Nontechnical solution
We implemented our nontechnical solution next. We derived it from discussions with the consultant and the original policy we had implemented. I immediately had managers place system security on staff meeting agendas and review the firm’s policies.

For long-term change, I had managers mention security at least monthly during their staff meetings to keep it on everyone’s mind. The security consultant also suggested that we distribute written guidelines, which is the first step in preventing liability if a security problem occurs.

I call this my Needlepoint checklist. I distributed it to my entire staff.

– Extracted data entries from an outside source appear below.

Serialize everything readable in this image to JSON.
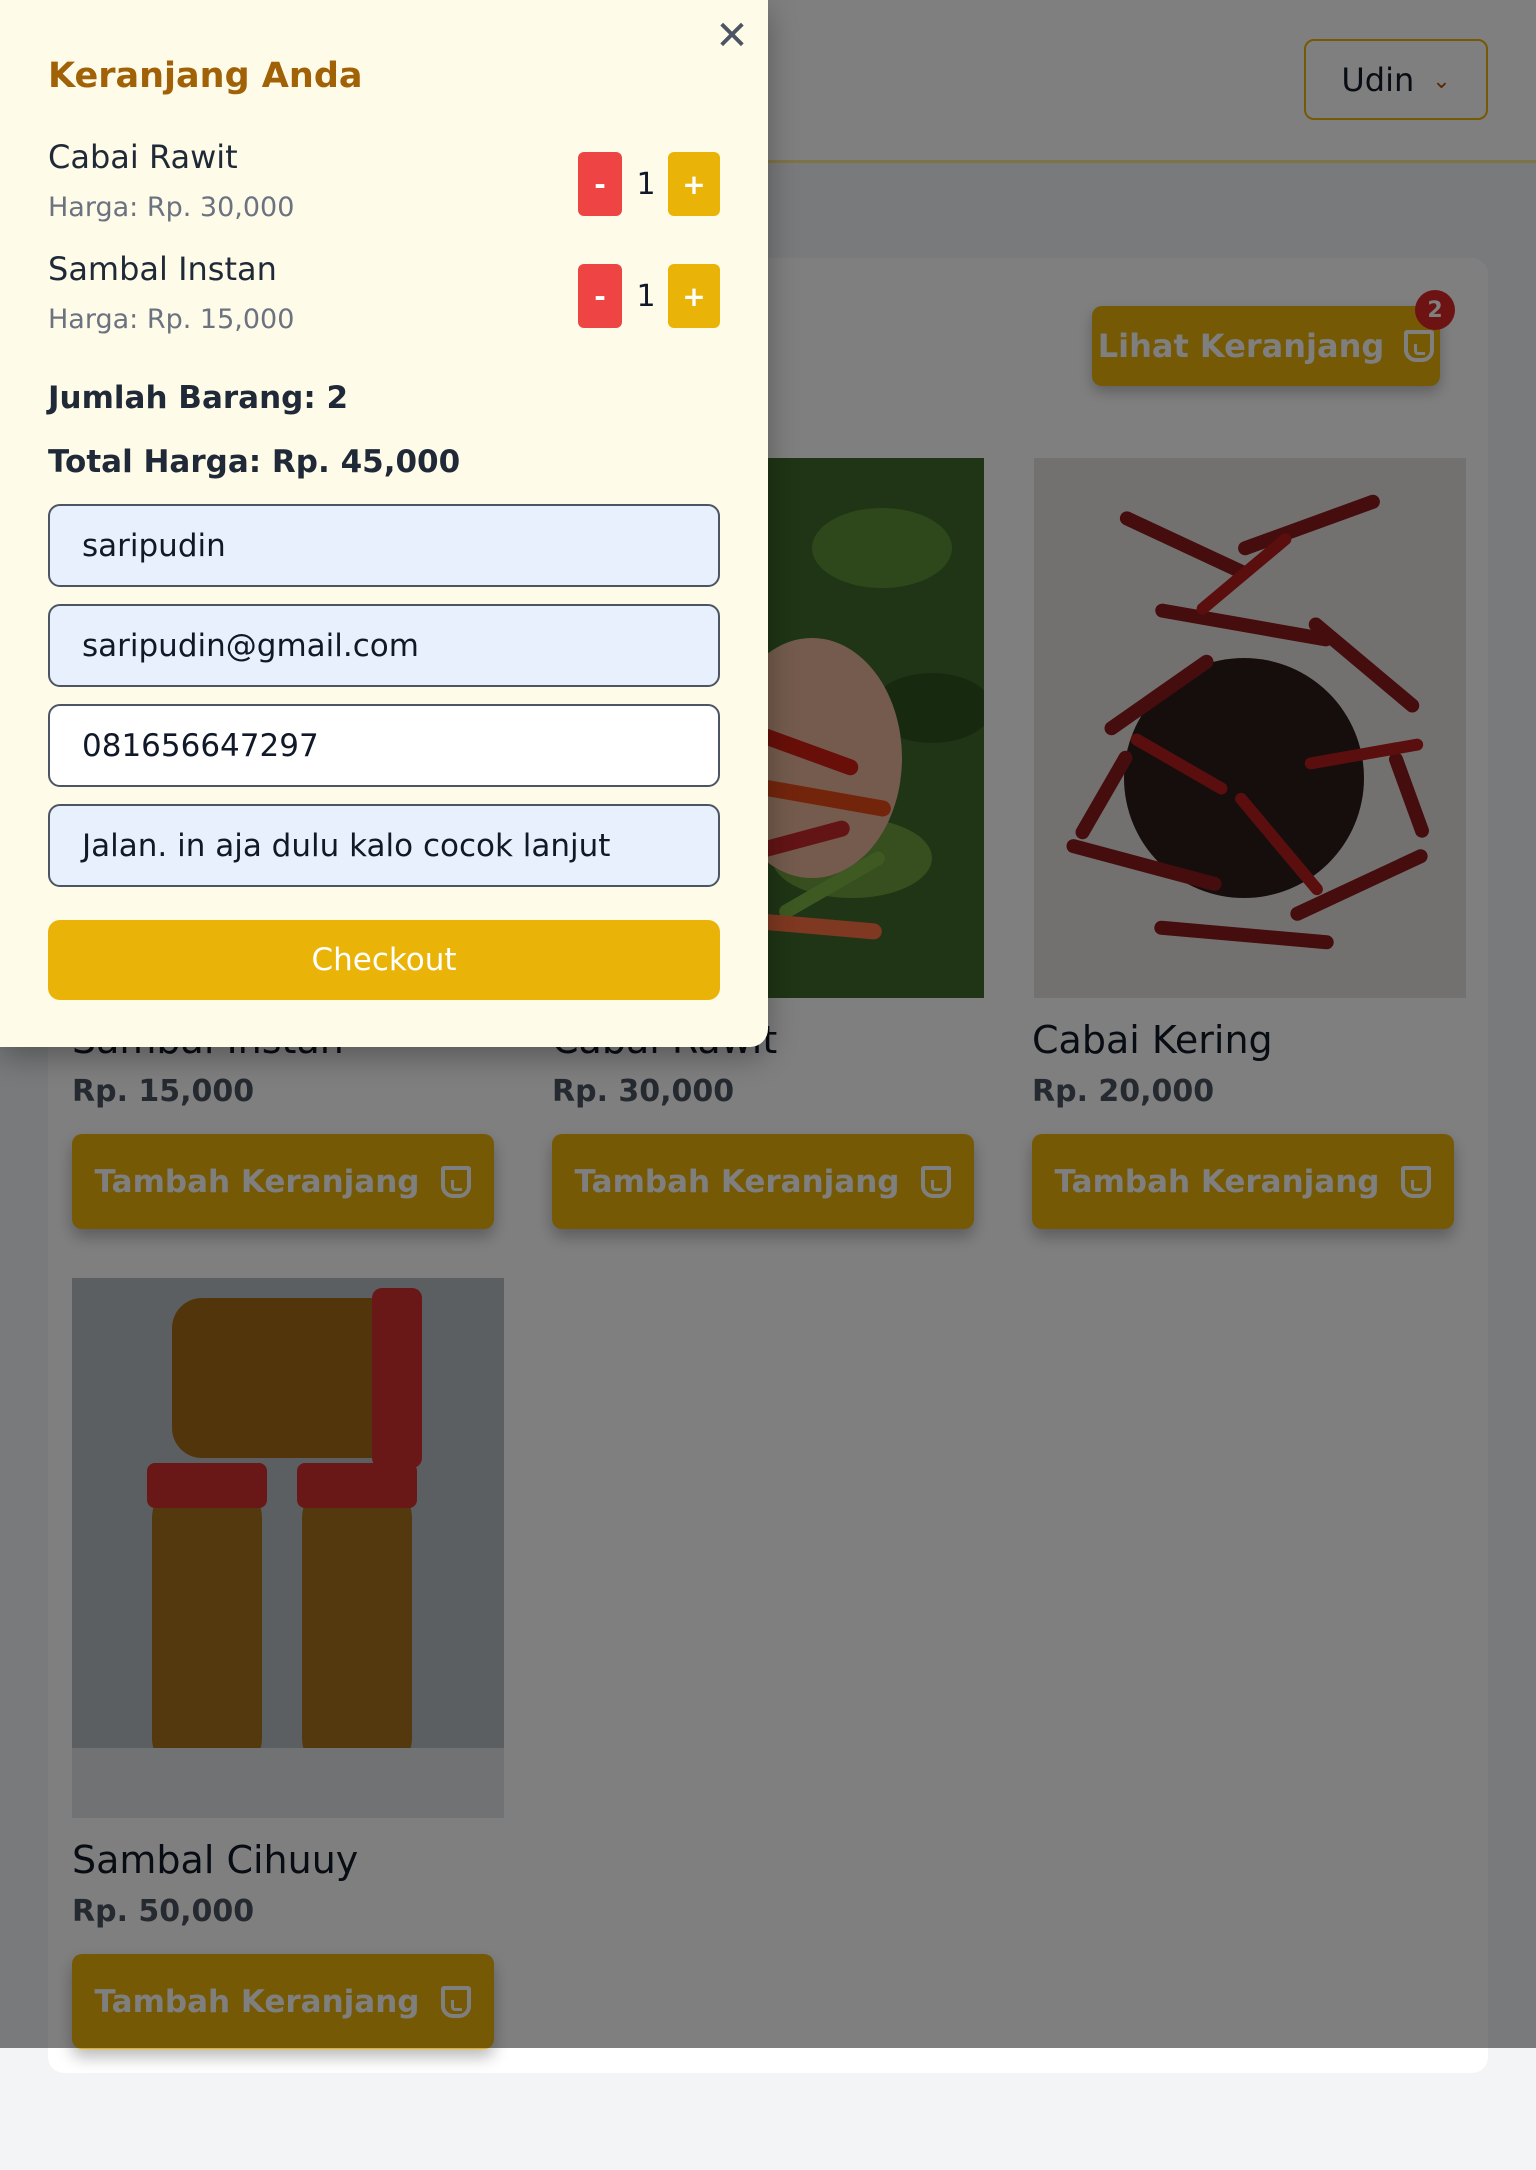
{
  "header": {
    "user_name": "Udin",
    "user_chevron": "chevron-down-icon"
  },
  "products_section": {
    "view_cart_label": "Lihat Keranjang",
    "cart_count": "2",
    "add_button_label": "Tambah Keranjang",
    "products": [
      {
        "name": "Sambal Instan",
        "price": "Rp. 15,000"
      },
      {
        "name": "Cabai Rawit",
        "price": "Rp. 30,000"
      },
      {
        "name": "Cabai Kering",
        "price": "Rp. 20,000"
      },
      {
        "name": "Sambal Cihuuy",
        "price": "Rp. 50,000"
      }
    ]
  },
  "cart_modal": {
    "title": "Keranjang Anda",
    "close_icon": "close-icon",
    "items": [
      {
        "name": "Cabai Rawit",
        "price_label": "Harga: Rp. 30,000",
        "qty": "1",
        "minus": "-",
        "plus": "+"
      },
      {
        "name": "Sambal Instan",
        "price_label": "Harga: Rp. 15,000",
        "qty": "1",
        "minus": "-",
        "plus": "+"
      }
    ],
    "total_items": "Jumlah Barang: 2",
    "total_price": "Total Harga: Rp. 45,000",
    "form": {
      "name": "saripudin",
      "email": "saripudin@gmail.com",
      "phone": "081656647297",
      "address": "Jalan. in aja dulu kalo cocok lanjut"
    },
    "checkout_label": "Checkout"
  },
  "colors": {
    "accent": "#eab308",
    "danger": "#ef4444",
    "modal_bg": "#fefbe8",
    "title": "#a16207"
  }
}
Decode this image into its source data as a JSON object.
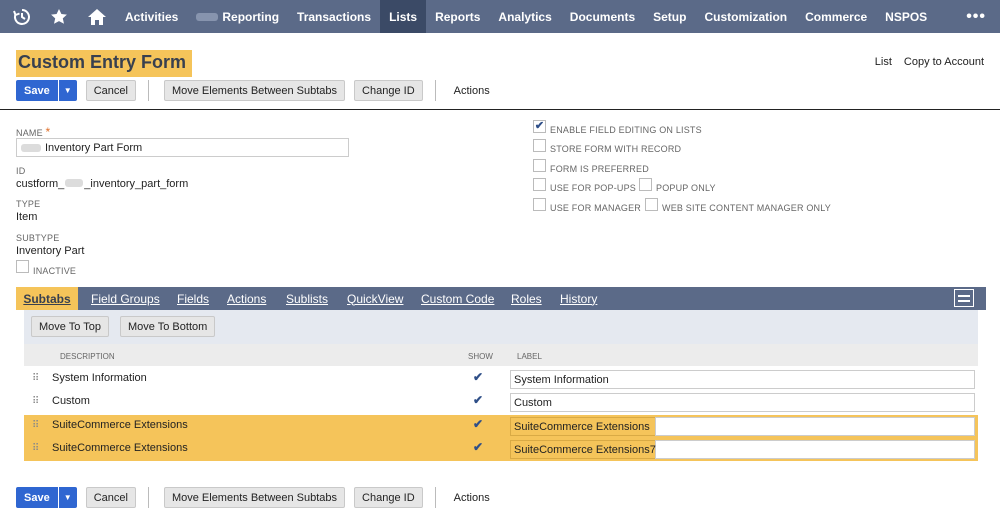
{
  "nav": {
    "items": [
      "Activities",
      "Reporting",
      "Transactions",
      "Lists",
      "Reports",
      "Analytics",
      "Documents",
      "Setup",
      "Customization",
      "Commerce",
      "NSPOS"
    ],
    "active": "Lists",
    "more": "•••"
  },
  "page": {
    "title": "Custom Entry Form",
    "links": {
      "list": "List",
      "copy": "Copy to Account"
    }
  },
  "toolbar": {
    "save": "Save",
    "cancel": "Cancel",
    "move": "Move Elements Between Subtabs",
    "change_id": "Change ID",
    "actions": "Actions"
  },
  "fields": {
    "name_label": "NAME",
    "name_required": "*",
    "name_value": "Inventory Part Form",
    "id_label": "ID",
    "id_prefix": "custform_",
    "id_suffix": "_inventory_part_form",
    "type_label": "TYPE",
    "type_value": "Item",
    "subtype_label": "SUBTYPE",
    "subtype_value": "Inventory Part",
    "inactive_label": "INACTIVE"
  },
  "options": {
    "enable_field_editing": {
      "label": "ENABLE FIELD EDITING ON LISTS",
      "checked": true
    },
    "store_form": {
      "label": "STORE FORM WITH RECORD",
      "checked": false
    },
    "preferred": {
      "label": "FORM IS PREFERRED",
      "checked": false
    },
    "popups": {
      "label": "USE FOR POP-UPS",
      "checked": false
    },
    "popup_only": {
      "label": "POPUP ONLY",
      "checked": false
    },
    "manager": {
      "label": "USE FOR MANAGER",
      "checked": false
    },
    "website_manager": {
      "label": "WEB SITE CONTENT MANAGER ONLY",
      "checked": false
    }
  },
  "tabs": [
    {
      "label": "Subtabs",
      "active": true
    },
    {
      "label": "Field Groups"
    },
    {
      "label": "Fields"
    },
    {
      "label": "Actions"
    },
    {
      "label": "Sublists"
    },
    {
      "label": "QuickView"
    },
    {
      "label": "Custom Code"
    },
    {
      "label": "Roles"
    },
    {
      "label": "History"
    }
  ],
  "subtab_panel": {
    "move_top": "Move To Top",
    "move_bottom": "Move To Bottom",
    "columns": {
      "description": "DESCRIPTION",
      "show": "SHOW",
      "label": "LABEL"
    },
    "rows": [
      {
        "description": "System Information",
        "show": true,
        "label": "System Information",
        "highlight": false
      },
      {
        "description": "Custom",
        "show": true,
        "label": "Custom",
        "highlight": false
      },
      {
        "description": "SuiteCommerce Extensions",
        "show": true,
        "label": "SuiteCommerce Extensions",
        "highlight": true
      },
      {
        "description": "SuiteCommerce Extensions",
        "show": true,
        "label": "SuiteCommerce Extensions7",
        "highlight": true
      }
    ]
  },
  "colors": {
    "nav": "#5b6a88",
    "nav_active": "#3b4a66",
    "highlight": "#f5c45a",
    "save": "#2f66d1"
  }
}
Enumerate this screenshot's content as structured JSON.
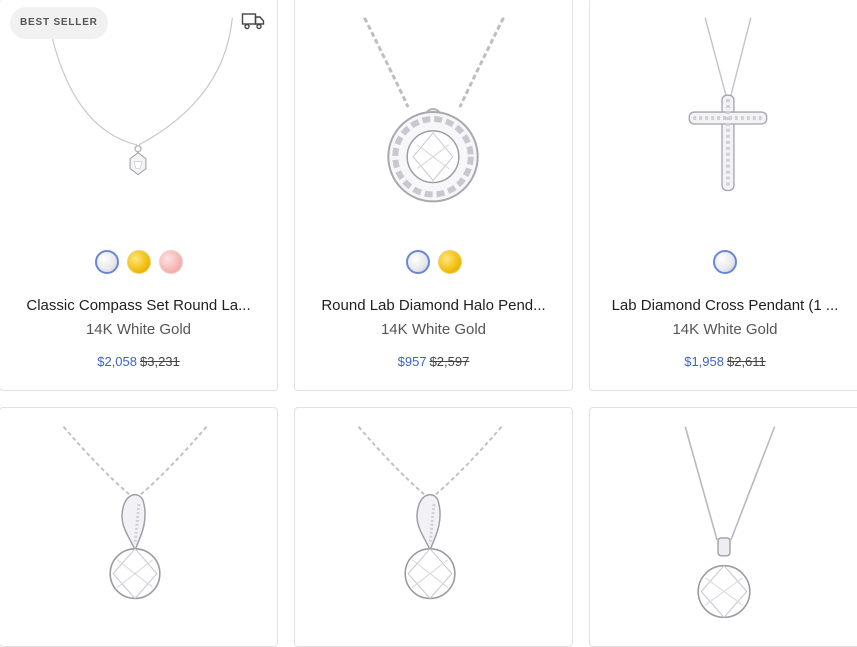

  1. Don’t have anything on your computer you don’t want management to see.
  2. Don’t download anything that isn’t 100 percent work-related.
  3. Make sure the latest virus-check software is on your machine.
  4. Don’t load or bring in software from home to load.
  5. Let everyone know that you or someone you assigned is going to drop by and check the computer occasionally to see what has been loaded.
  6. Managers should mention security problems at least monthly during meetings. (When I did this in a later staff meeting, a staff member remembered she didn’t have virus software on her machine at home, which was the same machine that she used to access our system when she dialed in.)
  7. Ensure backups are made of critical machines and that those backups can be read by another computer.
  8. No one should be on a computer but the employee.
  9. A 90-day password change policy is in effect. Management has the option to do a password change if needed. The new password can’t be within three positions of the previous password. Passwords cannot be reused. For example: The password my1son can’t be changed to my2son.
  10. Never open e-mail from people you don’t know.
  11. Never play or load games on office computers.
  12. If someone is terminated, take his or her computer passwords away immediately.

I let everyone know, in person and writing, the ramifications if they violated these procedures. We’ll first give a verbal warning. If an employee violates these rules a second time, they’ll be warned in writing and a third warning could be cause for termination. Everyone now knows that management might be looking.